How did you find out about the play?
They called and asked me to participate in a reading of it months and months ago. I had a few days to look it over, and I went in and read with Alec and Dan Sullivan, the director. We just sat around a table, reading the book. And then it went another direction. And that was that, and it made me sad. The bizarre part was months went by, and I was sitting with my mom in L.A., and she said, you know, “It’s a really good thing that play didn’t work out — I think it would have been too hard on your heart.” And I said, “Yeah, I guess you’re right.” And the next day I got a phone call that said, “Will you come to New York tomorrow and start rehearsing?” So I said yes. But my mom’s worried.

Well, after seeing you at the end, I was a little worried, too. It’s a pretty intense last scene. Do you need a strong drink or a nap or both after that?
A stiff drink and a hot bath is pretty good. [Laughs.] We all look like Dalmatians from the waist down at the end. It’s physical theater, and the momentum takes care of you till it’s over, and then an hour and a half later you start seeing things that are swelling. And you think, Well, can’t wait till tomorrow night so I don’t have to feel this no more for about an hour and a half!

So, what made doing it a must for you?
I talked with Dan Radcliffe when we were doing Kill Your Darlings, and he had done Equus and so many plays, and I have so much respect for him — he’s such a brave man — and he was like, “Oh, you should do a play!” “Well, I’d really like to, but it scares the shit out of me.” So when this showed up, how do you say no? You go do something that scares you and don’t try to beat it.

Would you be up for singing and dancing like Dan did in How to Succeed?
I hope so! I’m hoping someone will let me, ‘cause I think everything is a dance. I mean, my favorite movie is All That Jazz. I just eat it up.

I’d imagine just dropping into this was … an experience. What was the first rehearsal like?
I don’t remember, actually. I love Alec; I was just struck by how different we all are, but we have similar values. Hopefully that resonates in the play.

It just seems like three extremely intense people in one room.
We all have our way; we’ve all had our moments. But what’s beneath all of it is so much care and respect and making sure the others are all right.

How are you taking care of yourself? Besides sleeping and bathing, of course.
Nice to have my head rubbed by the lady. And eating a good breakfast. Gentle. It ain’t gentle most of the time. If I don’t feel I need to lay down or sleep for 10,000 years after each performance, I don’t feel I’ve served the show. Now, once we open and get a few more under our belt, I may be out every Goddamn night. Right now, it’s gonna cost everything.

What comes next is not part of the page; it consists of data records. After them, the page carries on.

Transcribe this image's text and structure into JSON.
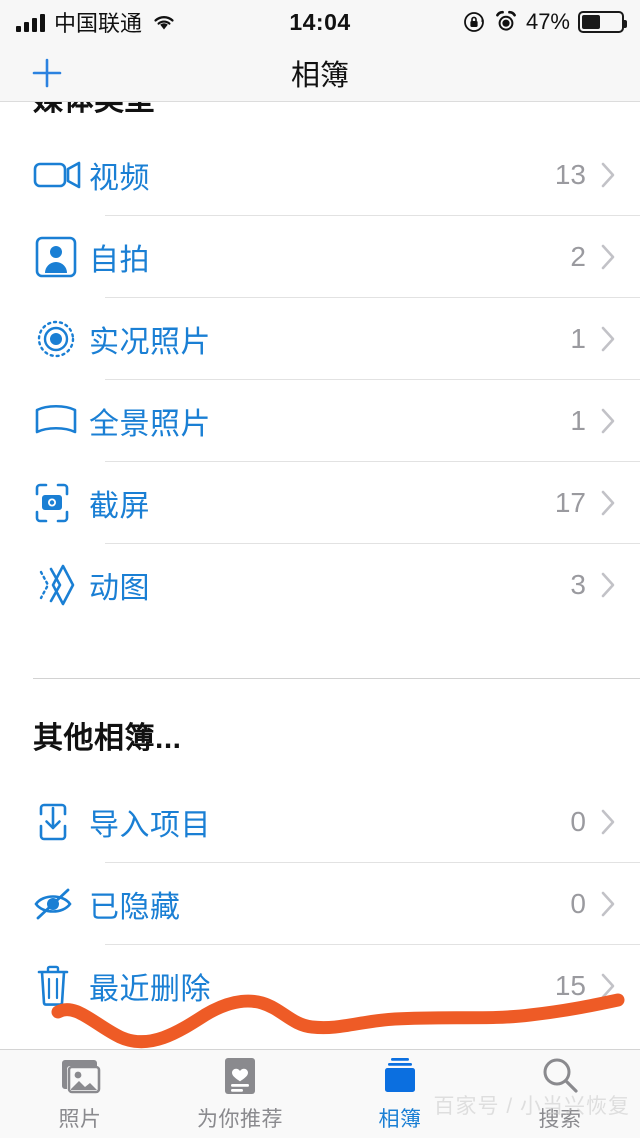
{
  "status_bar": {
    "carrier": "中国联通",
    "time": "14:04",
    "battery_percent": "47%",
    "battery_level": 47,
    "icons": [
      "signal-bars-icon",
      "wifi-icon",
      "rotation-lock-icon",
      "alarm-clock-icon",
      "battery-icon"
    ]
  },
  "nav_bar": {
    "title": "相簿",
    "add_button": "+"
  },
  "sections": [
    {
      "header": "媒体类型",
      "clipped": true,
      "rows": [
        {
          "icon": "video-camera-icon",
          "label": "视频",
          "count": "13"
        },
        {
          "icon": "portrait-person-icon",
          "label": "自拍",
          "count": "2"
        },
        {
          "icon": "live-photo-icon",
          "label": "实况照片",
          "count": "1"
        },
        {
          "icon": "panorama-icon",
          "label": "全景照片",
          "count": "1"
        },
        {
          "icon": "screenshot-camera-icon",
          "label": "截屏",
          "count": "17"
        },
        {
          "icon": "animated-gif-icon",
          "label": "动图",
          "count": "3"
        }
      ]
    },
    {
      "header": "其他相簿...",
      "clipped": false,
      "rows": [
        {
          "icon": "import-tray-icon",
          "label": "导入项目",
          "count": "0"
        },
        {
          "icon": "eye-slash-icon",
          "label": "已隐藏",
          "count": "0"
        },
        {
          "icon": "trash-bin-icon",
          "label": "最近删除",
          "count": "15"
        }
      ]
    }
  ],
  "tab_bar": {
    "tabs": [
      {
        "icon": "photos-stack-icon",
        "label": "照片",
        "active": false
      },
      {
        "icon": "for-you-card-icon",
        "label": "为你推荐",
        "active": false
      },
      {
        "icon": "albums-book-icon",
        "label": "相簿",
        "active": true
      },
      {
        "icon": "magnifier-icon",
        "label": "搜索",
        "active": false
      }
    ]
  },
  "annotation": {
    "type": "handdrawn-underline",
    "color": "#ee5b26"
  },
  "watermark": {
    "text": "百家号 / 小当兴恢复"
  },
  "colors": {
    "accent_blue": "#1a7fd4",
    "count_grey": "#9a9a9f",
    "chevron_grey": "#c7c7cc",
    "bar_background": "#f7f7f7",
    "annotation_orange": "#ee5b26"
  }
}
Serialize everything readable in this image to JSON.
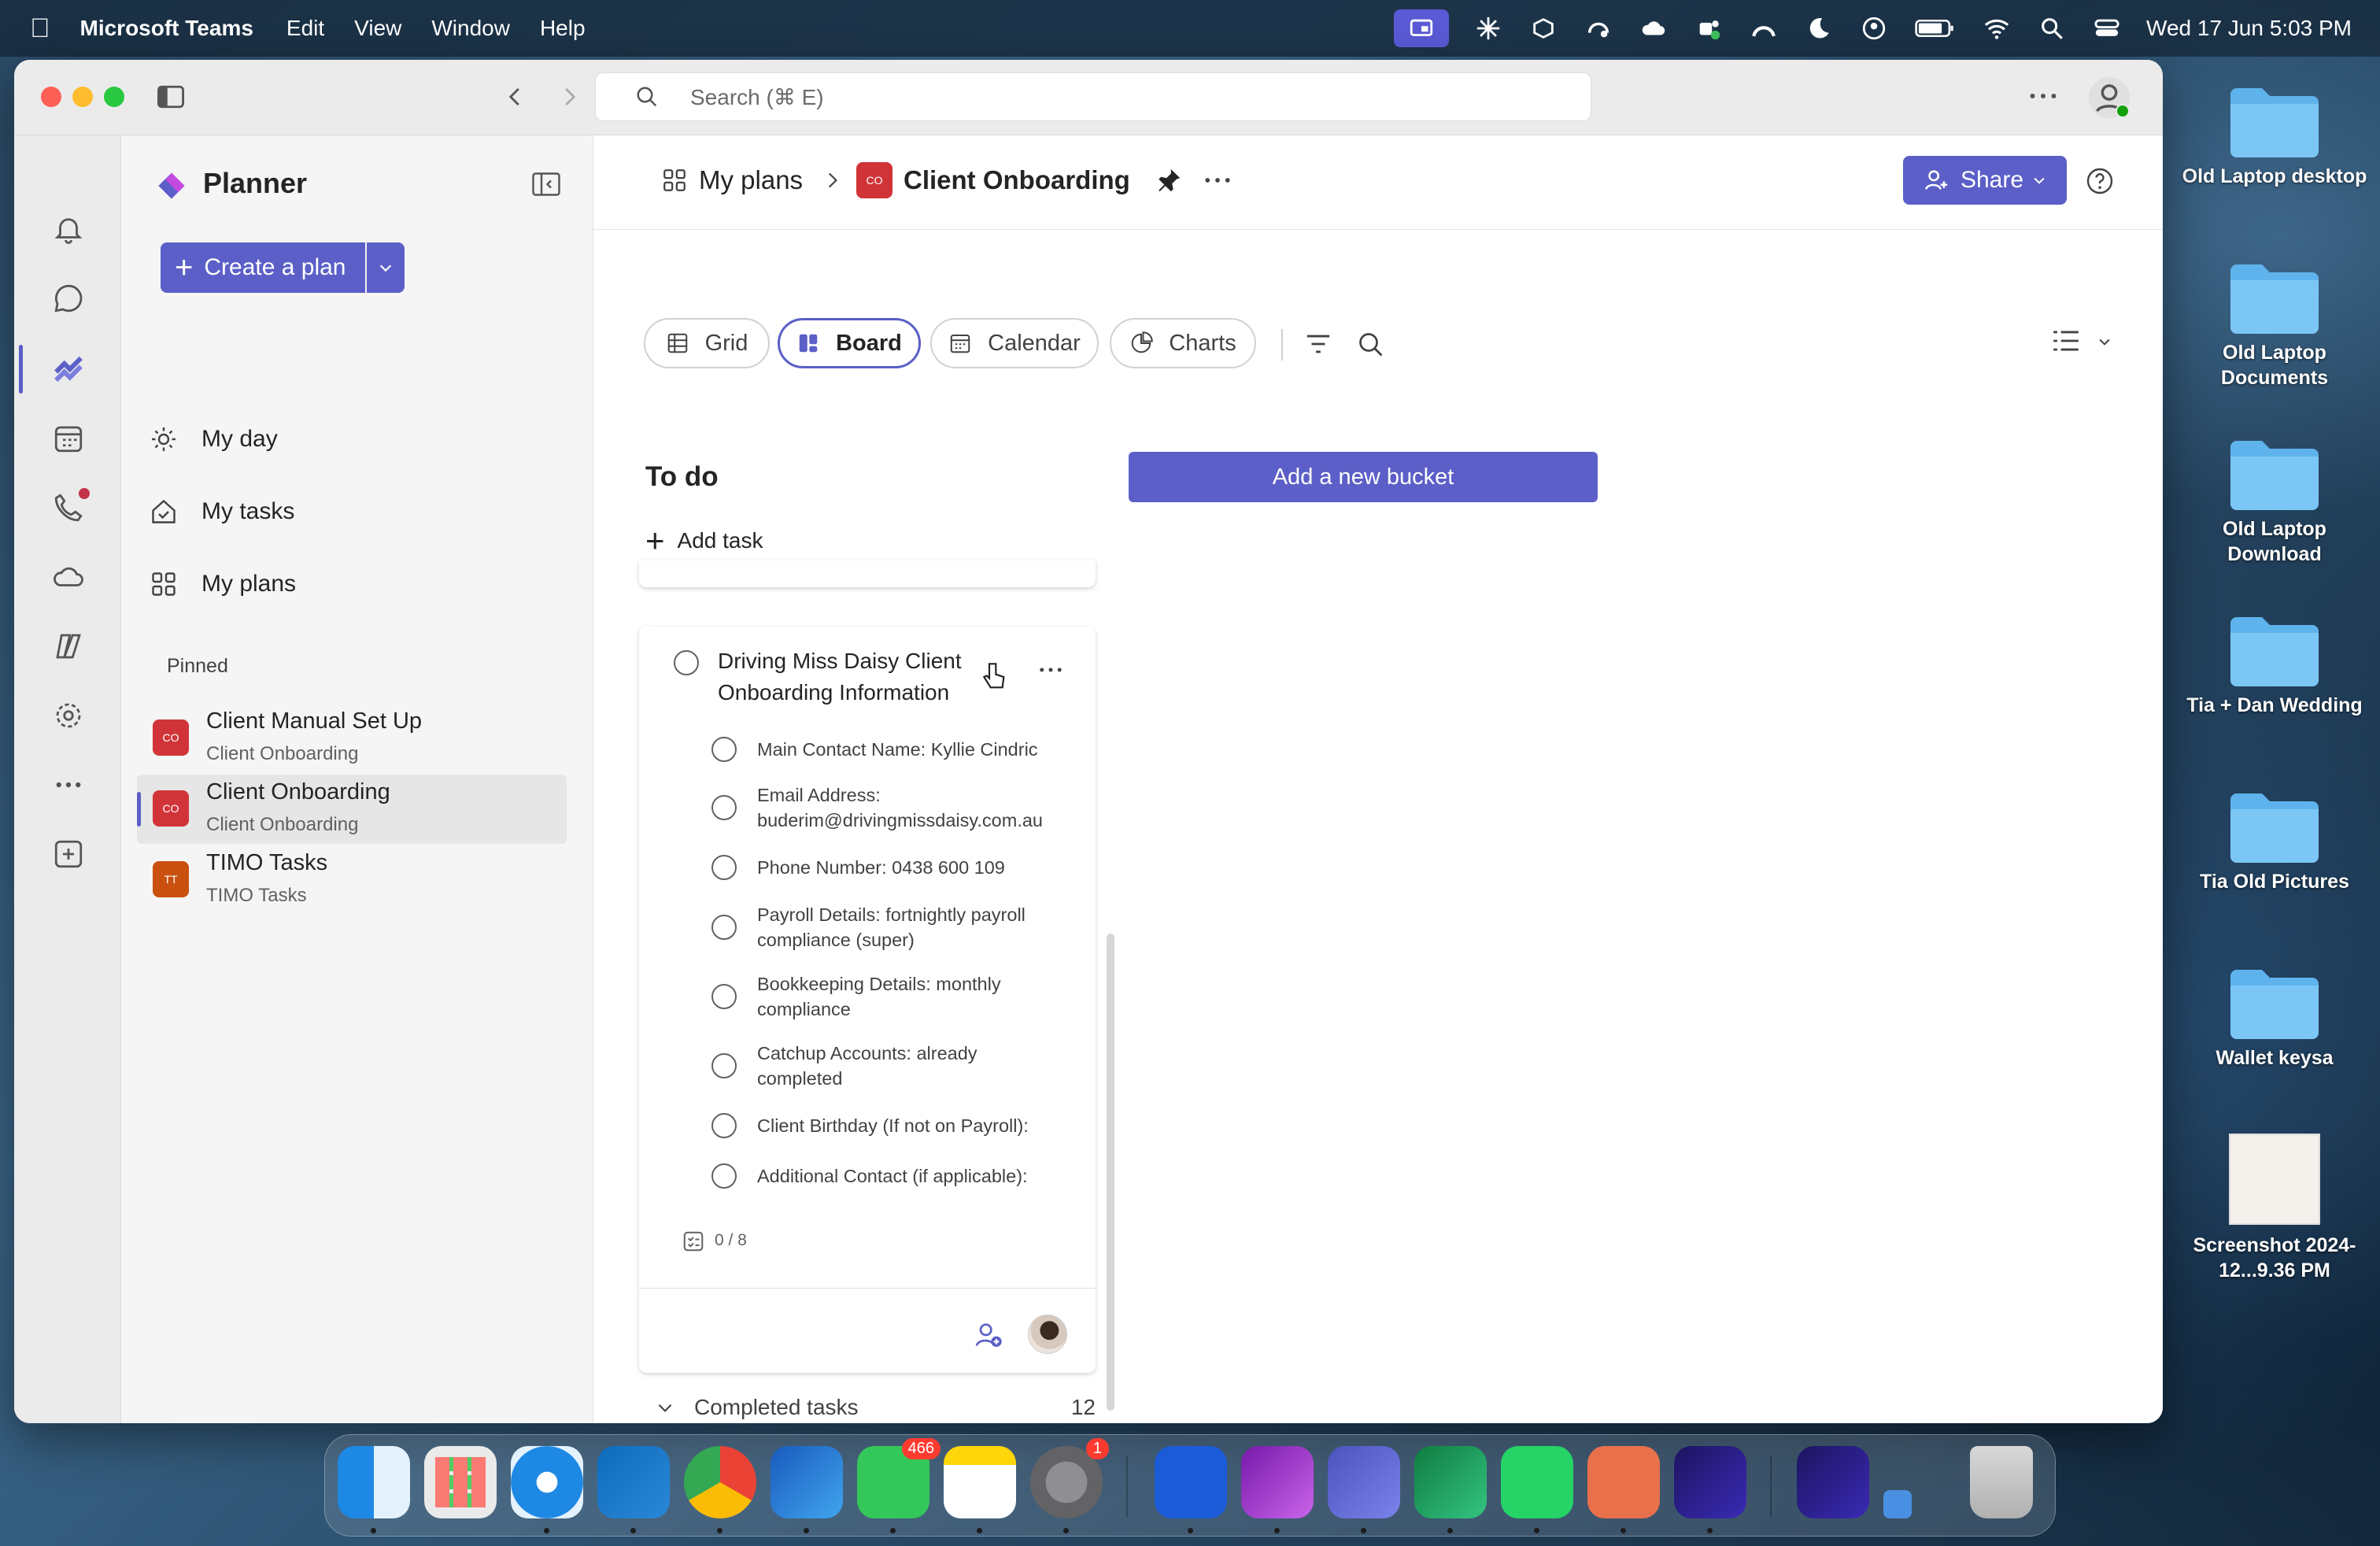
{
  "menubar": {
    "app_name": "Microsoft Teams",
    "menus": [
      "Edit",
      "View",
      "Window",
      "Help"
    ],
    "clock": "Wed 17 Jun  5:03 PM"
  },
  "window": {
    "search_placeholder": "Search (⌘ E)"
  },
  "sidebar": {
    "app_title": "Planner",
    "create_plan": "Create a plan",
    "nav": [
      {
        "label": "My day",
        "icon": "sun-icon"
      },
      {
        "label": "My tasks",
        "icon": "home-check-icon"
      },
      {
        "label": "My plans",
        "icon": "grid-icon"
      }
    ],
    "pinned_label": "Pinned",
    "pinned": [
      {
        "title": "Client Manual Set Up",
        "subtitle": "Client Onboarding",
        "badge": "CO",
        "color": "#d13438"
      },
      {
        "title": "Client Onboarding",
        "subtitle": "Client Onboarding",
        "badge": "CO",
        "color": "#d13438"
      },
      {
        "title": "TIMO Tasks",
        "subtitle": "TIMO Tasks",
        "badge": "TT",
        "color": "#ca5010"
      }
    ]
  },
  "header": {
    "breadcrumb_root": "My plans",
    "plan_badge": "CO",
    "plan_title": "Client Onboarding",
    "share": "Share"
  },
  "tabs": [
    {
      "label": "Grid",
      "active": false
    },
    {
      "label": "Board",
      "active": true
    },
    {
      "label": "Calendar",
      "active": false
    },
    {
      "label": "Charts",
      "active": false
    }
  ],
  "board": {
    "bucket_title": "To do",
    "add_task": "Add task",
    "add_bucket": "Add a new bucket",
    "task": {
      "title": "Driving Miss Daisy Client Onboarding Information",
      "checklist": [
        "Main Contact Name: Kyllie Cindric",
        "Email Address: buderim@drivingmissdaisy.com.au",
        "Phone Number: 0438 600 109",
        "Payroll Details: fortnightly payroll compliance (super)",
        "Bookkeeping Details: monthly compliance",
        "Catchup Accounts: already completed",
        "Client Birthday (If not on Payroll):",
        "Additional Contact (if applicable):"
      ],
      "progress": "0 / 8"
    },
    "completed_label": "Completed tasks",
    "completed_count": "12"
  },
  "desktop": {
    "icons": [
      "Old Laptop desktop",
      "Old Laptop Documents",
      "Old Laptop Download",
      "Tia + Dan Wedding",
      "Tia Old Pictures",
      "Wallet keysa",
      "Screenshot 2024-12...9.36 PM"
    ]
  },
  "dock": {
    "messages_badge": "466",
    "settings_badge": "1"
  },
  "colors": {
    "accent": "#5b5fc7",
    "plan_red": "#d13438",
    "timo_orange": "#ca5010"
  }
}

The relationship between you and Tom onstage is a really complex one. Did you have to do some serious bonding in a short amount of time?
We had an initial kind of glass raise; maybe a few cocktails were involved. All in all, he’s really the senior here, in terms of theatrical experience — well, both of them are. I’ve relied on them heavily in terms of asking questions about rhythm versus impulse of emotion. By the time I got there, it was just about not sleeping and catching up to these guys.

For some reason during the play I was noticing you have multiple tattoos. What’s the story with those?
Ooooooh. [Groans.] Um. Yes, some of them are covered, some of them are, uh, yeah. It’s map-making. You map yourself. It’s like an old steam liner trunk where you get the sticker. Like, Aloha!

Since the first time you tried for this it didn’t work out, did you get any feedback about why? Or did you just step in like nothing happened?
That was really none of my business. I’m a fan of Shia’s, and whatever went on between them is their business. If I’m busy thinking about how or what went wrong or why, then I’m not spending my time paying attention to things I gotta pay attention to.

Was it odd to see Shia in the audience the first night?
Yeah, I saw him when we were taking our bows. I love that fucker. He’s got a great mind. How we use technology now is something I’m just not certain of. So I’m staying outta that world. What I do know is I like the man, and how that went down is how that went down.